If you’re walking on our Historical Walking Tour, you’ll pass by this gorgeous 1820 Milledgeville Federal two-story clapboard house with Victorian standing-seam terne metal roof. The Ionic columns, hand-carved from solid timbers, are original as are the major rooms in the house. The open-work brick fence is the only part of one that once encompassed the entire square. Used as the residence for Georgia's Governor in 1838 and 1839 during the construction of the present Old Governor's Mansion, the house is the family home of the late Flannery O'Connor. Flannery lived here briefly after her family's move to Milledgeville from Atlanta when she was a teenager, it remains in the family today and is a private residence. 

Georgia College & State University

4. Special Collections Library

Special Collections is a section of Georgia College’s Ina Dillard Russell Library dedicated to the curation of documents documenting Milledgeville’s past. Staff of the Ina Dillard Russell Library established the Flannery O'Connor Collection shortly after the first publication of O'Connor's short story "The Geranium" in 1946. The early collection consisted of newspaper clippings, magazines containing the first publications of stories, the published works, and some early items from O'Connor's student days at Peabody High School and Georgia State College for Women. While best remembered for her fiction, O'Connor was also an accomplished cartoonist; numerous examples of her artwork appear in the college newspaper, literary magazine and yearbook. Many of these publications are placed on display throughout the year.
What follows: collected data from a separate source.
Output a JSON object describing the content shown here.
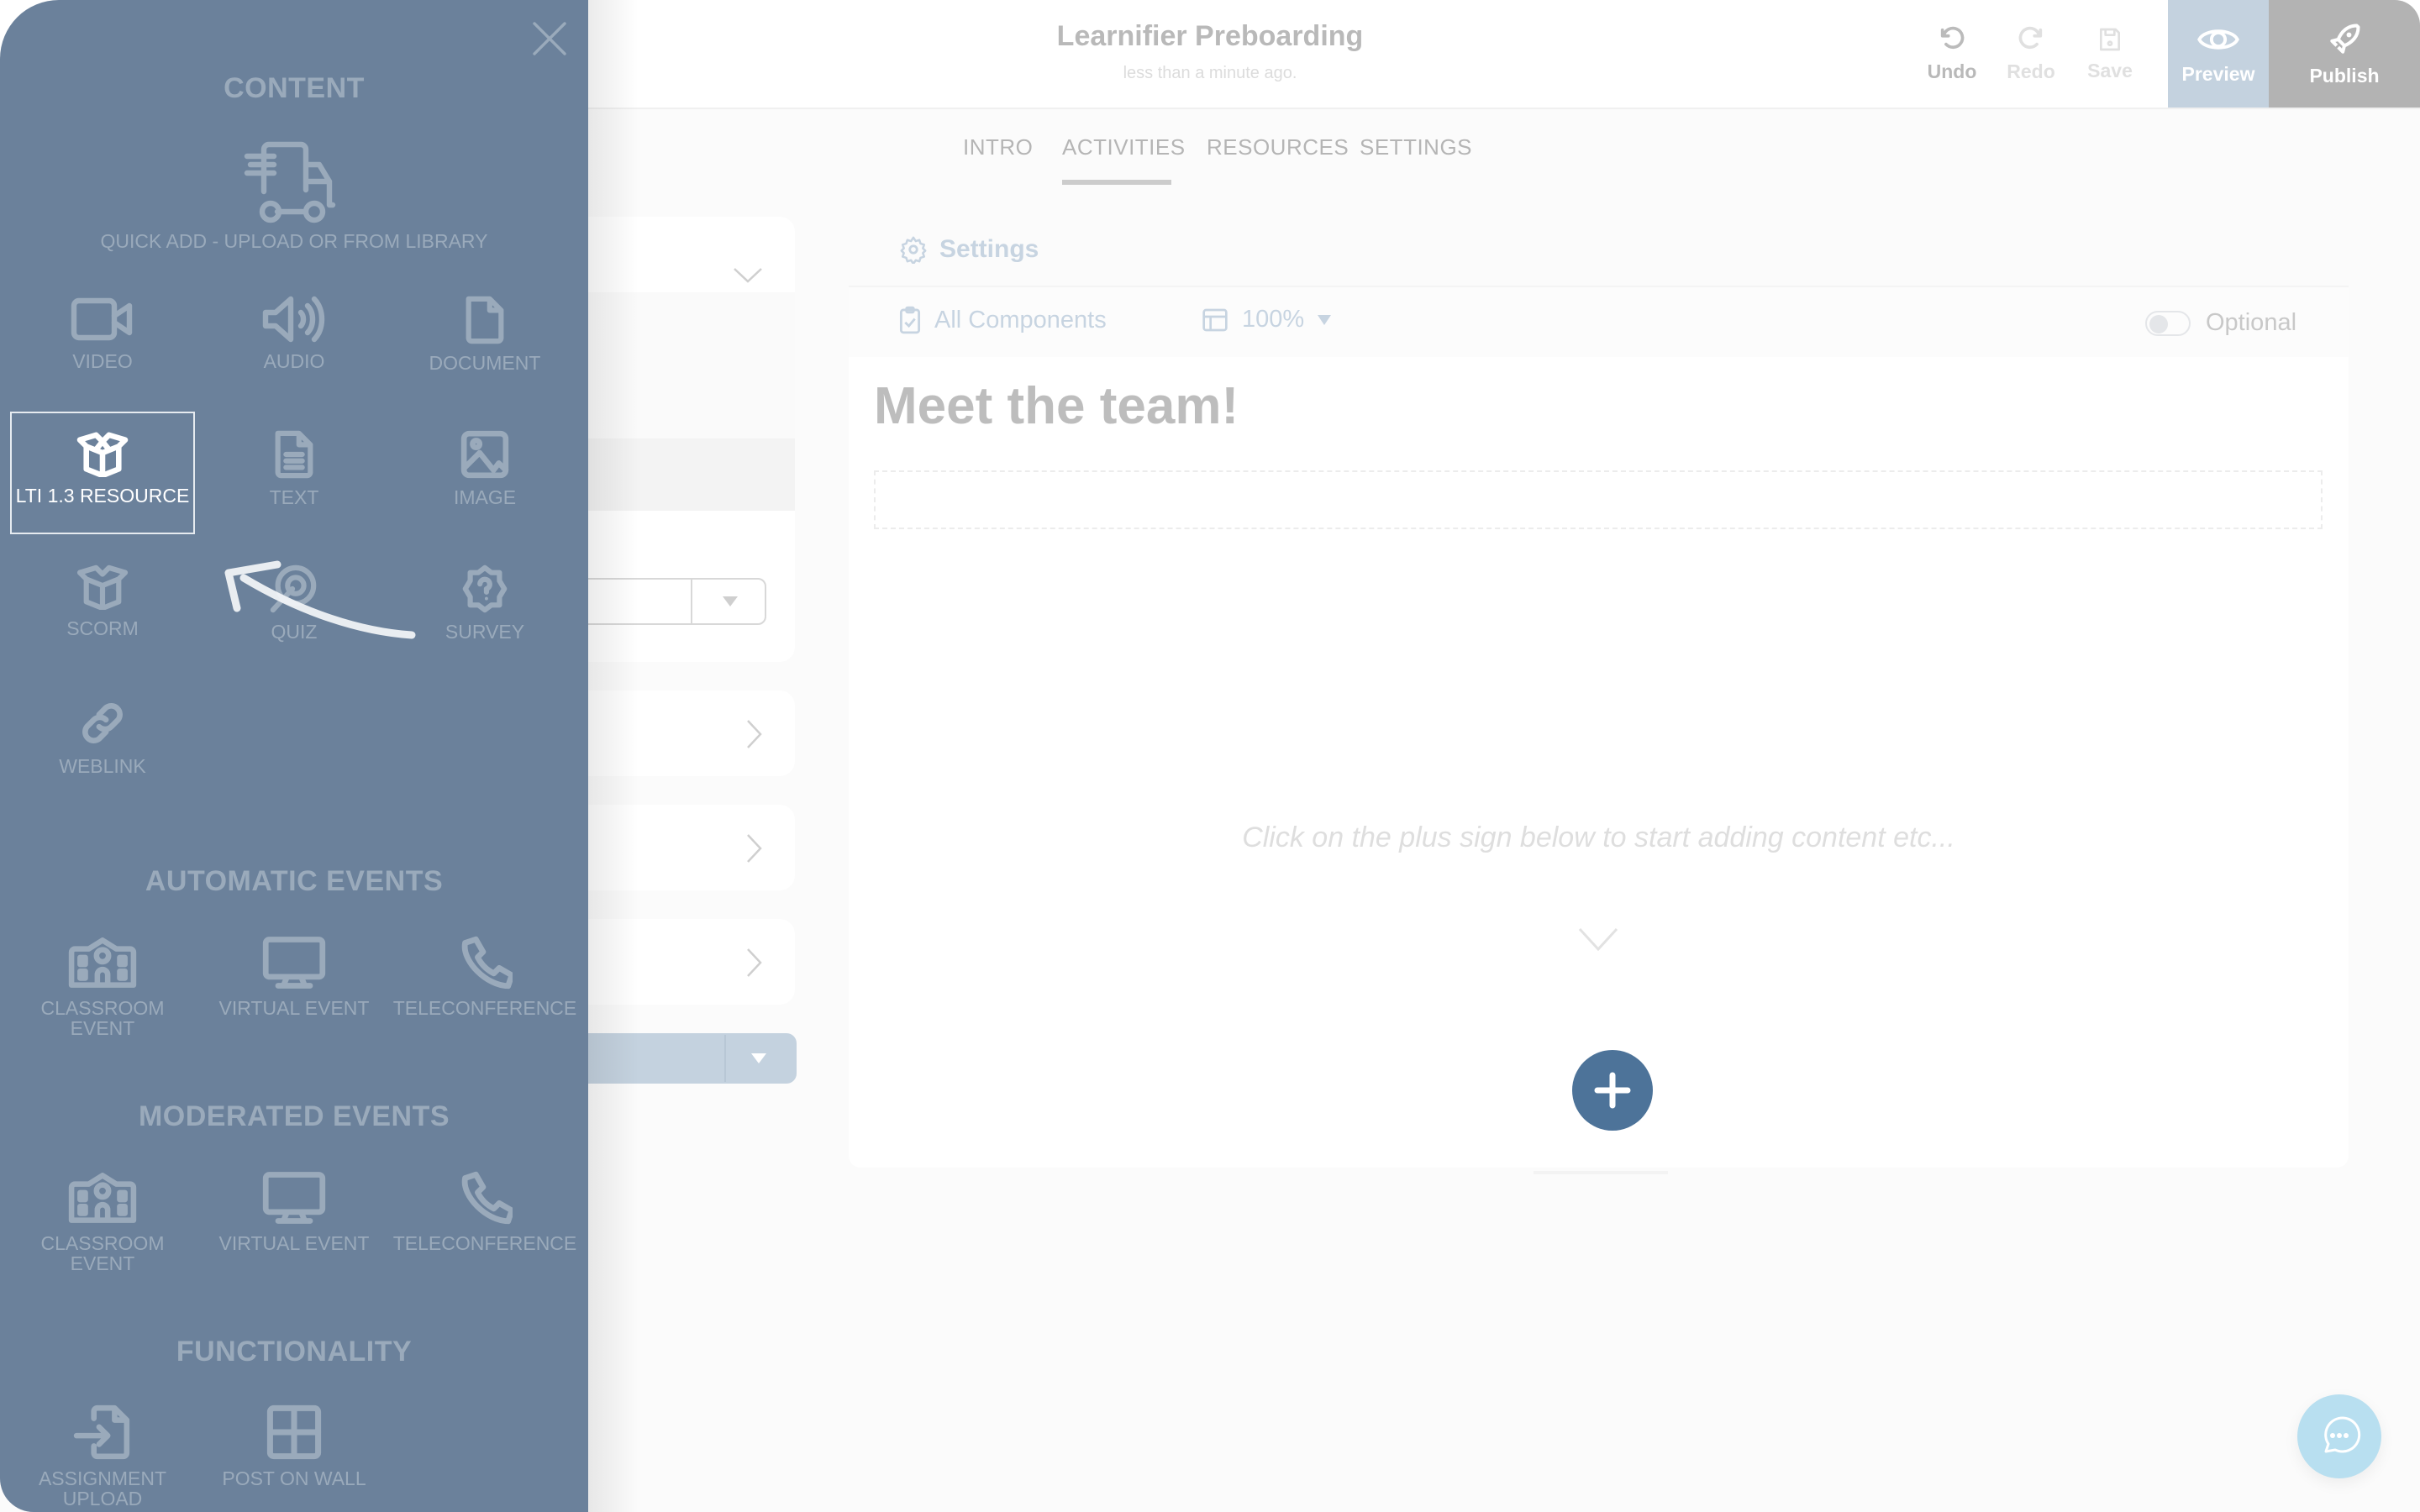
{
  "header": {
    "title": "Learnifier Preboarding",
    "subtitle": "less than a minute ago.",
    "actions": {
      "undo": "Undo",
      "redo": "Redo",
      "save": "Save",
      "preview": "Preview",
      "publish": "Publish"
    }
  },
  "tabs": [
    {
      "label": "INTRO",
      "active": false
    },
    {
      "label": "ACTIVITIES",
      "active": true
    },
    {
      "label": "RESOURCES",
      "active": false
    },
    {
      "label": "SETTINGS",
      "active": false
    }
  ],
  "editor": {
    "settings_label": "Settings",
    "components_label": "All Components",
    "zoom_value": "100%",
    "optional_label": "Optional",
    "optional_on": false,
    "heading": "Meet the team!",
    "hint": "Click on the plus sign below to start adding content etc..."
  },
  "panel": {
    "close_icon": "close-icon",
    "sections": {
      "content": {
        "title": "CONTENT",
        "quick_add": "QUICK ADD - UPLOAD OR FROM LIBRARY",
        "items": [
          {
            "label": "VIDEO",
            "icon": "video-icon"
          },
          {
            "label": "AUDIO",
            "icon": "audio-icon"
          },
          {
            "label": "DOCUMENT",
            "icon": "document-icon"
          },
          {
            "label": "LTI 1.3 RESOURCE",
            "icon": "box-icon",
            "selected": true
          },
          {
            "label": "TEXT",
            "icon": "text-file-icon"
          },
          {
            "label": "IMAGE",
            "icon": "image-icon"
          },
          {
            "label": "SCORM",
            "icon": "box-icon"
          },
          {
            "label": "QUIZ",
            "icon": "target-icon"
          },
          {
            "label": "SURVEY",
            "icon": "question-badge-icon"
          },
          {
            "label": "WEBLINK",
            "icon": "link-icon"
          }
        ]
      },
      "automatic": {
        "title": "AUTOMATIC EVENTS",
        "items": [
          {
            "label": "CLASSROOM EVENT",
            "icon": "school-icon"
          },
          {
            "label": "VIRTUAL EVENT",
            "icon": "monitor-icon"
          },
          {
            "label": "TELECONFERENCE",
            "icon": "phone-icon"
          }
        ]
      },
      "moderated": {
        "title": "MODERATED EVENTS",
        "items": [
          {
            "label": "CLASSROOM EVENT",
            "icon": "school-icon"
          },
          {
            "label": "VIRTUAL EVENT",
            "icon": "monitor-icon"
          },
          {
            "label": "TELECONFERENCE",
            "icon": "phone-icon"
          }
        ]
      },
      "functionality": {
        "title": "FUNCTIONALITY",
        "items": [
          {
            "label": "ASSIGNMENT UPLOAD",
            "icon": "file-import-icon"
          },
          {
            "label": "POST ON WALL",
            "icon": "grid-icon"
          }
        ]
      }
    }
  },
  "colors": {
    "panel": "#6b819b",
    "panel_text": "#9aaabb",
    "accent": "#4d7399",
    "preview_bg": "#c4d2df",
    "publish_bg": "#b3b3b3",
    "chat_bg": "#b8dff0"
  }
}
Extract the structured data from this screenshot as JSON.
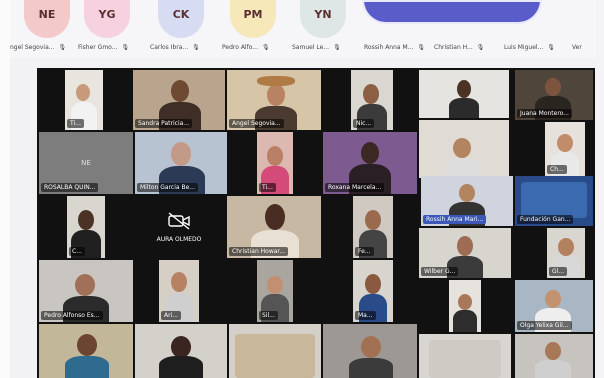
{
  "top_strip": {
    "avatars": [
      {
        "initials": "NE",
        "color": "#f4c9c9"
      },
      {
        "initials": "YG",
        "color": "#f6d1e0"
      },
      {
        "initials": "CK",
        "color": "#d8dcf2"
      },
      {
        "initials": "PM",
        "color": "#f6e8b8"
      },
      {
        "initials": "YN",
        "color": "#dfe7e6"
      },
      {
        "initials": "",
        "color": "#5a5cc9"
      }
    ],
    "names": [
      "ngel Segovia...",
      "Fisher Gmo...",
      "Carlos Ibra...",
      "Pedro Alfo...",
      "Samuel Le...",
      "Rossih Anna M...",
      "Christian H...",
      "Luis Miguel...",
      "Ver"
    ]
  },
  "tiles": [
    {
      "label": "Ti...",
      "bg": "#e8e4de"
    },
    {
      "label": "Sandra Patricia...",
      "bg": "#b9a58e"
    },
    {
      "label": "Angel Segovia...",
      "bg": "#d6c5a6"
    },
    {
      "label": "Nic...",
      "bg": "#d9d7d0"
    },
    {
      "label": "",
      "bg": "#e6e4e0"
    },
    {
      "label": "Juana Montero...",
      "bg": "#50453b"
    },
    {
      "label": "NE",
      "bg": "#7d7d7d"
    },
    {
      "label": "Milton Garcia Be...",
      "bg": "#b7c3d1"
    },
    {
      "label": "Ti...",
      "bg": "#dcb9b0"
    },
    {
      "label": "Roxana Marcela...",
      "bg": "#7d5a8f"
    },
    {
      "label": "",
      "bg": "#e0dcd5"
    },
    {
      "label": "Ch...",
      "bg": "#e6e2db"
    },
    {
      "label": "ROSALBA QUIN...",
      "bg": "#7a7a7a"
    },
    {
      "label": "C...",
      "bg": "#d9d6d0"
    },
    {
      "label": "AURA OLMEDO",
      "bg": "#111"
    },
    {
      "label": "Christian Howar...",
      "bg": "#c6b8a3"
    },
    {
      "label": "Fe...",
      "bg": "#cfc9c1"
    },
    {
      "label": "Rossih Anna Mari...",
      "bg": "#cfd4df"
    },
    {
      "label": "Fundación Gan...",
      "bg": "#2a4b8a"
    },
    {
      "label": "Pedro Alfonso Es...",
      "bg": "#c9c5c1"
    },
    {
      "label": "Ari...",
      "bg": "#d6cfc6"
    },
    {
      "label": "Sil...",
      "bg": "#a9a6a0"
    },
    {
      "label": "Ma...",
      "bg": "#d8d4ce"
    },
    {
      "label": "Wilber G...",
      "bg": "#d8d4ce"
    },
    {
      "label": "Gl...",
      "bg": "#d9d5cf"
    },
    {
      "label": "",
      "bg": "#e6e3df"
    },
    {
      "label": "Olga Yelixa Gil...",
      "bg": "#a8b7c3"
    },
    {
      "label": "",
      "bg": "#c2b799"
    },
    {
      "label": "",
      "bg": "#d4d0ca"
    },
    {
      "label": "",
      "bg": "#d5cfc9"
    },
    {
      "label": "",
      "bg": "#9d9894"
    },
    {
      "label": "",
      "bg": "#d9d6d2"
    },
    {
      "label": "",
      "bg": "#c7c3be"
    }
  ]
}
The first manuscripts were given to the library by Regina Cline O'Connor in 1970. With the receipt of these manuscripts, the Collection became a significant research source for serious scholars. Since that time, additional manuscripts have been added. Over 6,000 pages of manuscripts include early drafts of Wise Blood, portions of The Violent Bear It Away and most of the short stories. The catalog of the manuscript collection, The Manuscripts of Flannery O'Connor at Georgia College (University of Georgia Press), by Stephen G. Driggers, Robert J. Dunn and Sarah E. Gordon, was published in 1989.

In addition to the manuscripts, O'Connor's personal collection of over 700 books and journals is housed in the Library. This collection consists of theology, fiction, poetry and critical studies of some of the major literary figures of O'Connor's era. Because many of these books were annotated by O'Connor, they are used by scholars to identify influences on her writing. Arthur F. Kinney completed the catalog of the private library, Flannery O'Connor's Library: Resources of Being (University of Georgia Press), in 1985. Various editions and translations of O'Connor's works as well as critical writings, photographs, tape recordings, films, letters and memorabilia are included in the Collection. Also, the O'Connor Collection maintains a vertical file which includes articles, clippings, biographical information and other material pertaining to O'Connor's life and work. 

Flannery O'Connor grave

Photo via The Snout

5. Memory Hill Cemetery

Memory Hill Cemetery is the resting place of countless influencers of Milledgeville’s past, including Flannery O’Connor’s grave.  In addition to the traditional flowers or even a coin, some visitors to O'Connor's grave leave behind other tokens such as peacock feathers, pebbles, stones, poems, small books and figurines.

In addition to these sites, many additional locations have stories associated with Flannery. She and her mother would lunch at the Stetson-Sanford House tearoom, where her favorite dessert was peppermint chiffon pie. Today the home is owned by the Old Capital Museum Society and house tours are part of the Historic Trolley Tour

Flannery graduated from Georgia State College for Women (now Georgia College & State University). Visitors are welcome to walk the campus.